2,000-Pound Bombs Likely Used in Mawasi Strike
Large craters and a bomb fragment from an Israeli airstrike on a camp for displaced people early Tuesday provide strong evidence that Israel used 2,000-pound bombs, according to three weapons experts.
The United States has previously warned Israel that the powerful munitions can cause excessive civilian casualties in the densely populated Gaza Strip, and suspended exporting U.S.-made 2,000-pound bombs to Israel earlier this year.
Israel said it had carried out “precise strikes” aimed at Hamas militants, but has so far declined to say what sort of bombs were used. At least 19 people were killed in the blasts and more than 60 others injured, Gazan authorities said, a toll that appeared likely to rise. Health officials in Gaza do not distinguish between civilians and combatants when reporting casualties.
Video filmed after the attack and verified by The New York Times showed two enormous blast craters measuring close to 50 feet wide. Satellite imagery captured on Monday showed no craters at the location, confirming they were new.
One of the weapons experts — Chris Cobb-Smith, a former British Army artillery officer and director of Chiron Resources, a security and logistics agency told The Times that the dimensions of the craters were broadly consistent with the use of 2,000-pound munitions.
“The dimensions of the crater indicate it’s likely that this strike involved the use of a 2,000-pound aerial dropped bomb by the I.D.F.,” Mr Cobb-Smith said, referring to the Israel Defense Forces.
A second expert, Trevor Ball, a former U.S. Army explosive ordnance disposal technician, identified a weapons fragment found at the scene as “the tail section of a SPICE-2000 kit,” a precision guidance kit that is used with 2,000-pound bombs.
A third expert, Patrick Senft, at the consulting firm Armament Research Services, also said that “one fragment is visually consistent with the tail section of a SPICE 2000 guidance kit, suggesting that at least one 2,000-pound bomb was employed.” He noted that the large craters also indicated the use of a heavyweight bomb.
In its campaign in Gaza, Israel has routinely used 2,000-pound bombs, which shatter into razor-sharp fragments that can kill or incapacitate people over several hundred feet.
When Washington suspended the export of U.S.-made 2,000-pound bombs in May, officials said their use could lead to wide civilian casualties and were not needed by the Israelis. Biden administration officials said at the time they were especially worried about the damage that could be done by such bombs in a crowded area with many displaced civilians.
Mr. Cobb-Smith underscored that concern, saying, “Such bombs have the technological ability to be highly accurate, but I consider the use of a munition in a densely populated area, and one designated as a ‘safe zone’ to be disproportionate.”

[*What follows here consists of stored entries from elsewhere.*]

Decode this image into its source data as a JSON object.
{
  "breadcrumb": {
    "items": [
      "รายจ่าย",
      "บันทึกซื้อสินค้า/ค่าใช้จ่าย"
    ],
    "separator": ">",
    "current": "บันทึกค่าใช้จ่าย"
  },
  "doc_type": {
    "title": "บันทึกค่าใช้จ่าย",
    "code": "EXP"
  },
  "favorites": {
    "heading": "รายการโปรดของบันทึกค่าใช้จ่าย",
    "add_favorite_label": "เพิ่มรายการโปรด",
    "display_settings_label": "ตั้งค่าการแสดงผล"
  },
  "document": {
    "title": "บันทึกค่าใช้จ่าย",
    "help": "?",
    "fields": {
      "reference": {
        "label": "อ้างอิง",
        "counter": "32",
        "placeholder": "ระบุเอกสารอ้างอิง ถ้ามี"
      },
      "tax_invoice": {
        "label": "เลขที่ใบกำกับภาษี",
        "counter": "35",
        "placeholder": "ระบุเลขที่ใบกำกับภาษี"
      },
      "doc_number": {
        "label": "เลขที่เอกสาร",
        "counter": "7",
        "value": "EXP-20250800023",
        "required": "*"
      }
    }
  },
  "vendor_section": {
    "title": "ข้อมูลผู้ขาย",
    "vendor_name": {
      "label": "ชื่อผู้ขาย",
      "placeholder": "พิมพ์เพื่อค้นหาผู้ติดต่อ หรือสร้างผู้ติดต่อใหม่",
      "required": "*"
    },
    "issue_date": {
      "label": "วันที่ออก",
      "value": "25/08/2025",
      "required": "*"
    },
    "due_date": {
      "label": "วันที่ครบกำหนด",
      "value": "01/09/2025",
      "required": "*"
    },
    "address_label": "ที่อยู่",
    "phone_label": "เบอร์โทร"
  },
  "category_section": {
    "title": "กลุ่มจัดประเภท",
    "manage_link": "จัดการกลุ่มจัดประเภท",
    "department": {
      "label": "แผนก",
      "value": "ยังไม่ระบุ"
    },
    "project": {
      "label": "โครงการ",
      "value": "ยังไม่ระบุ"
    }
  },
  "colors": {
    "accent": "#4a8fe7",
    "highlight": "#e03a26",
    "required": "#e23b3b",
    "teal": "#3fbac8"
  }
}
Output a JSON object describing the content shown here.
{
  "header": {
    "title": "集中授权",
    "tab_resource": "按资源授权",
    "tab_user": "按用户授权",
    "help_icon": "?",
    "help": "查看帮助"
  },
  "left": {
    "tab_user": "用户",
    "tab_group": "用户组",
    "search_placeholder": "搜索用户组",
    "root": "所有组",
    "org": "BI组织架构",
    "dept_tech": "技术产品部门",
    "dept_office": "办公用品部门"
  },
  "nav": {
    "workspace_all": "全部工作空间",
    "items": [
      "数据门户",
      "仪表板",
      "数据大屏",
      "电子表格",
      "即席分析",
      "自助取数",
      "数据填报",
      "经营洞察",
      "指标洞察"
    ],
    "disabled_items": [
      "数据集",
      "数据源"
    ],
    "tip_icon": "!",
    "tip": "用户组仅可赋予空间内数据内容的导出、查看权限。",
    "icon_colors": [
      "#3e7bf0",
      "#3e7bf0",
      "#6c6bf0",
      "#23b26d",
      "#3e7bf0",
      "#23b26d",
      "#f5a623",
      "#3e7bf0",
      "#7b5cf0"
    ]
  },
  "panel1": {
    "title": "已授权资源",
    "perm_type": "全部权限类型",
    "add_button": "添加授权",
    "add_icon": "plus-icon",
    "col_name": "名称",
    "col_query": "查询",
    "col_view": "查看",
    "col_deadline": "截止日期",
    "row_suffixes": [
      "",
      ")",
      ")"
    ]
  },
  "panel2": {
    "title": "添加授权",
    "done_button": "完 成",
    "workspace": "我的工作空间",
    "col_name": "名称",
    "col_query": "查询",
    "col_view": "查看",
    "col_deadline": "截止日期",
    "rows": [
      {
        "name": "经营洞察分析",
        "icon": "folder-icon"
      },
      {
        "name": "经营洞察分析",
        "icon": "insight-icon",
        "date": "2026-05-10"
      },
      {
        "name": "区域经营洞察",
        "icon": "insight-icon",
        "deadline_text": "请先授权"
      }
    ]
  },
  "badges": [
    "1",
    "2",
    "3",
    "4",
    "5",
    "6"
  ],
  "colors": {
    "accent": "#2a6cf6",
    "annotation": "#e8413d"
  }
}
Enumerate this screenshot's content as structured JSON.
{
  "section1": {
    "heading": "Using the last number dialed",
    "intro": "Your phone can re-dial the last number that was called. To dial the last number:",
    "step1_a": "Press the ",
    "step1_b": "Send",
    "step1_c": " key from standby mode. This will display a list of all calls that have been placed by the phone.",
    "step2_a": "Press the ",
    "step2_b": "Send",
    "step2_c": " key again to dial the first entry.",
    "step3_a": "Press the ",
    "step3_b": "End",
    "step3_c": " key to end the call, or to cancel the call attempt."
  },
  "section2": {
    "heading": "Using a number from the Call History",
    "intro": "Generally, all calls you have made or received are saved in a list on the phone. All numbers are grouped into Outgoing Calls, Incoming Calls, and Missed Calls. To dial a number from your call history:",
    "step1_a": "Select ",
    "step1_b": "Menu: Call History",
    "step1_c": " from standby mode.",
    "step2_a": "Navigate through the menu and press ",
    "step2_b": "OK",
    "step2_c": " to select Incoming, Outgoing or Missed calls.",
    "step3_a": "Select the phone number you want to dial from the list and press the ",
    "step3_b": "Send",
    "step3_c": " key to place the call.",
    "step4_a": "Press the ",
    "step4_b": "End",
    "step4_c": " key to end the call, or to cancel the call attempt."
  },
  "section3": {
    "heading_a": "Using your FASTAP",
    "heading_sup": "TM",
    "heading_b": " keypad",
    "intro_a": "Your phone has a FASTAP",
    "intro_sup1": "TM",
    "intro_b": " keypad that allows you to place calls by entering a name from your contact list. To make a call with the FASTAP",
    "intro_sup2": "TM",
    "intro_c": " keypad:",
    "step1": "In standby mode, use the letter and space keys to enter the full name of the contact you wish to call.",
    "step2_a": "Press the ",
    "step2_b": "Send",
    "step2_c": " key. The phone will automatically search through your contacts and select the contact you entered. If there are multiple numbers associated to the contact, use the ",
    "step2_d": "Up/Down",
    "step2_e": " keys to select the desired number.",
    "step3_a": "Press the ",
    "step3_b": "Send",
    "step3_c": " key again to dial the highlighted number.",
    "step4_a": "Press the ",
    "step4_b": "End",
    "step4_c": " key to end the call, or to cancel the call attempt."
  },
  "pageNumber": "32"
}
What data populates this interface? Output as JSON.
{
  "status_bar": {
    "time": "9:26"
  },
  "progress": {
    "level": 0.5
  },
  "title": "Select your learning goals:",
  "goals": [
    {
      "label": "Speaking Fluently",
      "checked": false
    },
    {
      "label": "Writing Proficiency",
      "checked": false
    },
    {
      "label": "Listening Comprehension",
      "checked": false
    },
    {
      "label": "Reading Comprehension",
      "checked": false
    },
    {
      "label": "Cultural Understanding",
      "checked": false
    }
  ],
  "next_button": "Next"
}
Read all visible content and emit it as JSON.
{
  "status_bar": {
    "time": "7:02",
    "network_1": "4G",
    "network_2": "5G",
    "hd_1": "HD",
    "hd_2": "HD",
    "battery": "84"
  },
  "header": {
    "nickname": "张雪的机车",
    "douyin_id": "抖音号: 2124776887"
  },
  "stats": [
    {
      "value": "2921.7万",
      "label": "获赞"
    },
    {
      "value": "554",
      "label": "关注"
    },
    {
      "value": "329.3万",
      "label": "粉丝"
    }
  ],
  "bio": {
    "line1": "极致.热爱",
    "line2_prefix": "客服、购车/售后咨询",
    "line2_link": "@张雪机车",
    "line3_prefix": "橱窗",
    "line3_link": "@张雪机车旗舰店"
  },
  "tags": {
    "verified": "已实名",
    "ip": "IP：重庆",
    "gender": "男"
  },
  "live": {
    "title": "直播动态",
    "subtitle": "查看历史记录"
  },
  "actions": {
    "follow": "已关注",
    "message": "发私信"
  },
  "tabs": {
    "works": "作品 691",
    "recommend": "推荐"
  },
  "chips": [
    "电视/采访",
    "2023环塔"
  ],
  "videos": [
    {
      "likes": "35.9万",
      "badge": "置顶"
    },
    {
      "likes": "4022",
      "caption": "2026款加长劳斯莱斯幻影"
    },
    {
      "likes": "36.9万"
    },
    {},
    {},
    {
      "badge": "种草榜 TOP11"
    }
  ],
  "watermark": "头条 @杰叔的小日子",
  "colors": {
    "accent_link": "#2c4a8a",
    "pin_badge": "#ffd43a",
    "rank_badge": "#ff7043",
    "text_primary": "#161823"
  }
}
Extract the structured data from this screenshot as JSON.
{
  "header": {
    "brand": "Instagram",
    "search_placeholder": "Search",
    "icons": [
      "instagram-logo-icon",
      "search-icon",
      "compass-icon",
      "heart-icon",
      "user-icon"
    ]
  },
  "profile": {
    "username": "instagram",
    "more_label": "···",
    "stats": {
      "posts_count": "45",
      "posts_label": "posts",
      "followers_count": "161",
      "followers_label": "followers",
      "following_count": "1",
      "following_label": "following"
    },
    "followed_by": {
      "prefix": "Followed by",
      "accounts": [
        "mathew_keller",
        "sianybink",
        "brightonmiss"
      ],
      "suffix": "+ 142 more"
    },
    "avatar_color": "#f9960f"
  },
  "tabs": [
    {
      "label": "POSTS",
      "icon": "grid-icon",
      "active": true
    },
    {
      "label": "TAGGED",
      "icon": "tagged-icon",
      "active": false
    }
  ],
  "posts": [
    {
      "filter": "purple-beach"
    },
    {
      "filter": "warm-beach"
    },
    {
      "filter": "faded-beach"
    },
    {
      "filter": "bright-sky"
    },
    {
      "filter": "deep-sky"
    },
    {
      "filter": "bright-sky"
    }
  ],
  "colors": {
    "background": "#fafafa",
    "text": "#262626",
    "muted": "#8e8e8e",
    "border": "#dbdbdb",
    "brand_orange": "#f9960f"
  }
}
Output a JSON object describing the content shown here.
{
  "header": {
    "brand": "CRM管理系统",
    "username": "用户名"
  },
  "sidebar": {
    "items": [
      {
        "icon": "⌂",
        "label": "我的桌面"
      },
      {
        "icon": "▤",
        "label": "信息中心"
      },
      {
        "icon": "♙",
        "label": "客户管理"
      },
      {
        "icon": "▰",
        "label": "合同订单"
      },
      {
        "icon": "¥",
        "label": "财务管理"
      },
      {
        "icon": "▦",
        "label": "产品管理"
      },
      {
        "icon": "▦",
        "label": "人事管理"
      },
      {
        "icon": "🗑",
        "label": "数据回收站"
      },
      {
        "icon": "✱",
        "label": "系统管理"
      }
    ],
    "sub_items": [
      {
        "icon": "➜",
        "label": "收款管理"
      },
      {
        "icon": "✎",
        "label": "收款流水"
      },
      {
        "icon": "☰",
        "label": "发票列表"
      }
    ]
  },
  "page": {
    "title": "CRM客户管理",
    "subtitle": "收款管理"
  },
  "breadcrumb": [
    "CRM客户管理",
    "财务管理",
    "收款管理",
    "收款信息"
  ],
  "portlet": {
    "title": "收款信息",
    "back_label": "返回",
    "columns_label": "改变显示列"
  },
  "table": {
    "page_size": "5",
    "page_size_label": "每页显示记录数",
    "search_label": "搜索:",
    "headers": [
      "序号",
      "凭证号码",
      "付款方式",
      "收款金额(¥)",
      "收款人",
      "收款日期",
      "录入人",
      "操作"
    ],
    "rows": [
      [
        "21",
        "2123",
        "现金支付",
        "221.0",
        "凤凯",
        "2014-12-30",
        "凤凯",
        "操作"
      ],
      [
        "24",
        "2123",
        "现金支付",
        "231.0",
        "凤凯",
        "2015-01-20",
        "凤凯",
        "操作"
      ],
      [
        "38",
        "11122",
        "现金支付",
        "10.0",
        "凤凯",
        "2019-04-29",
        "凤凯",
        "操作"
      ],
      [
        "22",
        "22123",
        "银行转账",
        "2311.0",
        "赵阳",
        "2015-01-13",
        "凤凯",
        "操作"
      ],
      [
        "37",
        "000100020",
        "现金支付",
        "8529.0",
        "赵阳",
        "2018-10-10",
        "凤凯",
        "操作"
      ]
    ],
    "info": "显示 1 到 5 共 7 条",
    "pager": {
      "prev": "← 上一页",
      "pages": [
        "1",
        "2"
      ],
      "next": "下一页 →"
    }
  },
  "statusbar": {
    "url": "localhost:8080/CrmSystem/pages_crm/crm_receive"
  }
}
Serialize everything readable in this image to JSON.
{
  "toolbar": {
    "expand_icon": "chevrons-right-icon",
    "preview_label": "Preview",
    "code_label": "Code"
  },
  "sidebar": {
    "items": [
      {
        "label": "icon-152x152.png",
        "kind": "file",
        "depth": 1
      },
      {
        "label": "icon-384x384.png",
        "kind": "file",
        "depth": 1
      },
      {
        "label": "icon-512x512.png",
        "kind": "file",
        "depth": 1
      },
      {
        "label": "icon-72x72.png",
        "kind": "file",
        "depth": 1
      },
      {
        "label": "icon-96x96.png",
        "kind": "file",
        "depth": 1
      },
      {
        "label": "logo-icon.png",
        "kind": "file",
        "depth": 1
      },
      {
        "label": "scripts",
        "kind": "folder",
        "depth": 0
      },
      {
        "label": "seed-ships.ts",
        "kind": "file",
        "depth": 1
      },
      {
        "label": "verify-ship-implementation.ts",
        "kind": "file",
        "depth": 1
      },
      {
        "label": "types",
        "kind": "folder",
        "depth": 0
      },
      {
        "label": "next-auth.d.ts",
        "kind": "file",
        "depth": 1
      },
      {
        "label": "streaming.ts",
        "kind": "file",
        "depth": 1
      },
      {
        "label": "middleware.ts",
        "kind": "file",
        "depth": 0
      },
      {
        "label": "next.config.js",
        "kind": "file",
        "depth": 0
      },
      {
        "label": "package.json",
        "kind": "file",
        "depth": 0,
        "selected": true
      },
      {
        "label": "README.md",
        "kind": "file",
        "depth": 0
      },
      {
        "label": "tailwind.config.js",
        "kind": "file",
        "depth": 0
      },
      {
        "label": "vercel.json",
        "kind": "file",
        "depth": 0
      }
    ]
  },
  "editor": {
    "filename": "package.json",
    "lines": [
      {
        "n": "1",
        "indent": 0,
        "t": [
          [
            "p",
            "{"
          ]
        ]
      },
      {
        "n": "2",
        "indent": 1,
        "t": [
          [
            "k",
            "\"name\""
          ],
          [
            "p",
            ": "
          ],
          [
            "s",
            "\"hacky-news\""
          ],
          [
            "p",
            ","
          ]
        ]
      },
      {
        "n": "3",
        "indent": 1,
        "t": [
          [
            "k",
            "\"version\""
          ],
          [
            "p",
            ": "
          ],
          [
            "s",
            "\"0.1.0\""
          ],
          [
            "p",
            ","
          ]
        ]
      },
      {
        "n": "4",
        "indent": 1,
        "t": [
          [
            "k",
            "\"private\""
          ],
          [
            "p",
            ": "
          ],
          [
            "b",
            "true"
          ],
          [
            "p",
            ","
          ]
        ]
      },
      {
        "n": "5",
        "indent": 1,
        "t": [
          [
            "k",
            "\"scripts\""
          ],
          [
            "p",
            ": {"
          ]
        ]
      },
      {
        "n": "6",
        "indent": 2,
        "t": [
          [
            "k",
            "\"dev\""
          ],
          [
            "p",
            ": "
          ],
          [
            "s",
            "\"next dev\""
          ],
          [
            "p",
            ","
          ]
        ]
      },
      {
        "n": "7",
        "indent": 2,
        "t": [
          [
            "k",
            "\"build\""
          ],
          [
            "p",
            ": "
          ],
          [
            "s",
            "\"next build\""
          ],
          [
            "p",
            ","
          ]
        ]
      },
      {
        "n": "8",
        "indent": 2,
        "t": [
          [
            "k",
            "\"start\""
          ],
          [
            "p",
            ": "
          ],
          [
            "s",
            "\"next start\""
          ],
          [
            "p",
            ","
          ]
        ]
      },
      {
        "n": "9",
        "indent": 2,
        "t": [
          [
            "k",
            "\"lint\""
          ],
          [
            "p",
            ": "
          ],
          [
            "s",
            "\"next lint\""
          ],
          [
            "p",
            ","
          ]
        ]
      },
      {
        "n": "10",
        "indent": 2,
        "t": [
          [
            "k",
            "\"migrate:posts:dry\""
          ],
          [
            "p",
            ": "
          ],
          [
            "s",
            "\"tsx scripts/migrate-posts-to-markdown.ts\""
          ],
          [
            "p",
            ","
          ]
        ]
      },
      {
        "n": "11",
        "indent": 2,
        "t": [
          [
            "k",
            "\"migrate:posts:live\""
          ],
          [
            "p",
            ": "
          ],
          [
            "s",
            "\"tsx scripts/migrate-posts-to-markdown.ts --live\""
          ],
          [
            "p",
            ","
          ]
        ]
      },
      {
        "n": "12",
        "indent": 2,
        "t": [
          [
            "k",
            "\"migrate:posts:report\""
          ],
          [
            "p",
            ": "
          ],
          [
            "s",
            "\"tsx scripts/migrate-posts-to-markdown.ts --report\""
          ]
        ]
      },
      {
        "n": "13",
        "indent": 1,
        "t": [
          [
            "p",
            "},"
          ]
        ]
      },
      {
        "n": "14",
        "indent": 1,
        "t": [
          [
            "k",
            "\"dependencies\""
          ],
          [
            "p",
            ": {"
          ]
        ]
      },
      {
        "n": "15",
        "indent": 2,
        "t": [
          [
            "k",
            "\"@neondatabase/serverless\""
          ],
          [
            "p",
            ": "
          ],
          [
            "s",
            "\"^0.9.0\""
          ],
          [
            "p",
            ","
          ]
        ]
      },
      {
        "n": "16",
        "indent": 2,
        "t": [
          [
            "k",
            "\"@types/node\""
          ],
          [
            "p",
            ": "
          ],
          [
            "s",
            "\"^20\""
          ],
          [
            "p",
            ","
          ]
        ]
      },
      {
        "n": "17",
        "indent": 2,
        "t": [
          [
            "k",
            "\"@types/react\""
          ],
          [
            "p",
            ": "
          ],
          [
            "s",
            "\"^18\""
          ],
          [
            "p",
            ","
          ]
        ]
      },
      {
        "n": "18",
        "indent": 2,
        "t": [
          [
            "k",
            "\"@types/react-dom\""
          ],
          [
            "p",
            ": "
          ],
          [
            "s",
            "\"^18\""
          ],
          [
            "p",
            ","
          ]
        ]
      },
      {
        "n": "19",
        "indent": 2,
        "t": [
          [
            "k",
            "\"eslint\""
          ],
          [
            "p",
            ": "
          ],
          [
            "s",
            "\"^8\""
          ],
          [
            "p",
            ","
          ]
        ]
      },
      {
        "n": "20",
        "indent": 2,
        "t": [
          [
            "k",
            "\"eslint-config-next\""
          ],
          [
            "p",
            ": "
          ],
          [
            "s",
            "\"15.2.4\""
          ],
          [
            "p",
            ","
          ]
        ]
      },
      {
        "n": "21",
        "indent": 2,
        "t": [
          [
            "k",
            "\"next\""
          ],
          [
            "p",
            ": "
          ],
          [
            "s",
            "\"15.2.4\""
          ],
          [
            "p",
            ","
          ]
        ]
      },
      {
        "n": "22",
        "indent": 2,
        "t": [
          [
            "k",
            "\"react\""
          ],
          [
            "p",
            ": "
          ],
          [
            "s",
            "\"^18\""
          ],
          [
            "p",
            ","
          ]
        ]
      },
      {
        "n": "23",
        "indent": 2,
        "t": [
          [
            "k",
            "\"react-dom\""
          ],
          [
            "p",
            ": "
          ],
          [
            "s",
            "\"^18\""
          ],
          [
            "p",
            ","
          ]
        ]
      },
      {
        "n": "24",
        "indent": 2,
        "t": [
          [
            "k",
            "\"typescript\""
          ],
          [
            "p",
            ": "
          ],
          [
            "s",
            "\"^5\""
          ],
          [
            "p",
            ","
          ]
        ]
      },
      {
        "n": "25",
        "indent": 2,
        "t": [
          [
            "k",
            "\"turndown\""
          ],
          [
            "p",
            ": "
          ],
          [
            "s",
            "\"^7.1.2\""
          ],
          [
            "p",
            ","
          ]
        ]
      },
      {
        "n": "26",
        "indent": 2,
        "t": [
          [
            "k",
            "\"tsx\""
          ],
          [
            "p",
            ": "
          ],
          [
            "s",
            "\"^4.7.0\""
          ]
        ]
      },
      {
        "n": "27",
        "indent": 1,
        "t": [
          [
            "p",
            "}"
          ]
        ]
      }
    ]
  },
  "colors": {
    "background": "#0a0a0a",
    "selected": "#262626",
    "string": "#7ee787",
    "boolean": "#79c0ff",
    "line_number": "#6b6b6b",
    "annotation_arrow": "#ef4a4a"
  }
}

The area targeted in Khan Younis was part of a humanitarian zone that Gazans had been instructed to move to. Satellite imagery reviewed by The Times shows that temporary structures, including tents, began to fill the area starting in February and expanded through the year, especially following evacuation orders in the southern city of Rafah in May.
Images captured by witnesses and local journalists posted online on Tuesday morning and verified by The New York Times showed a devastating scene as emergency service workers and other residents used shovels and their hands to try to find bodies in and around the craters.
Other videos, also verified by The Times show furniture, clothes and other household items strewn around a wide area, and a car almost completely immersed under the sand. What appeared to be greenhouses situated adjacent to the strike were mostly destroyed.
In satellite imagery captured about a day before the attack, around a dozen tents and other temporary structures can be seen in the area that was directly hit. They were destroyed in the attack, as were dozens of other tents surrounding the area, which could no longer be seen in photos and videos of the aftermath.
The area was previously targeted by Israeli airstrikes, including a similar attack using 2,000-pound bombs in July targeting a top Hamas commander, Mohammed Deif, less than two miles away.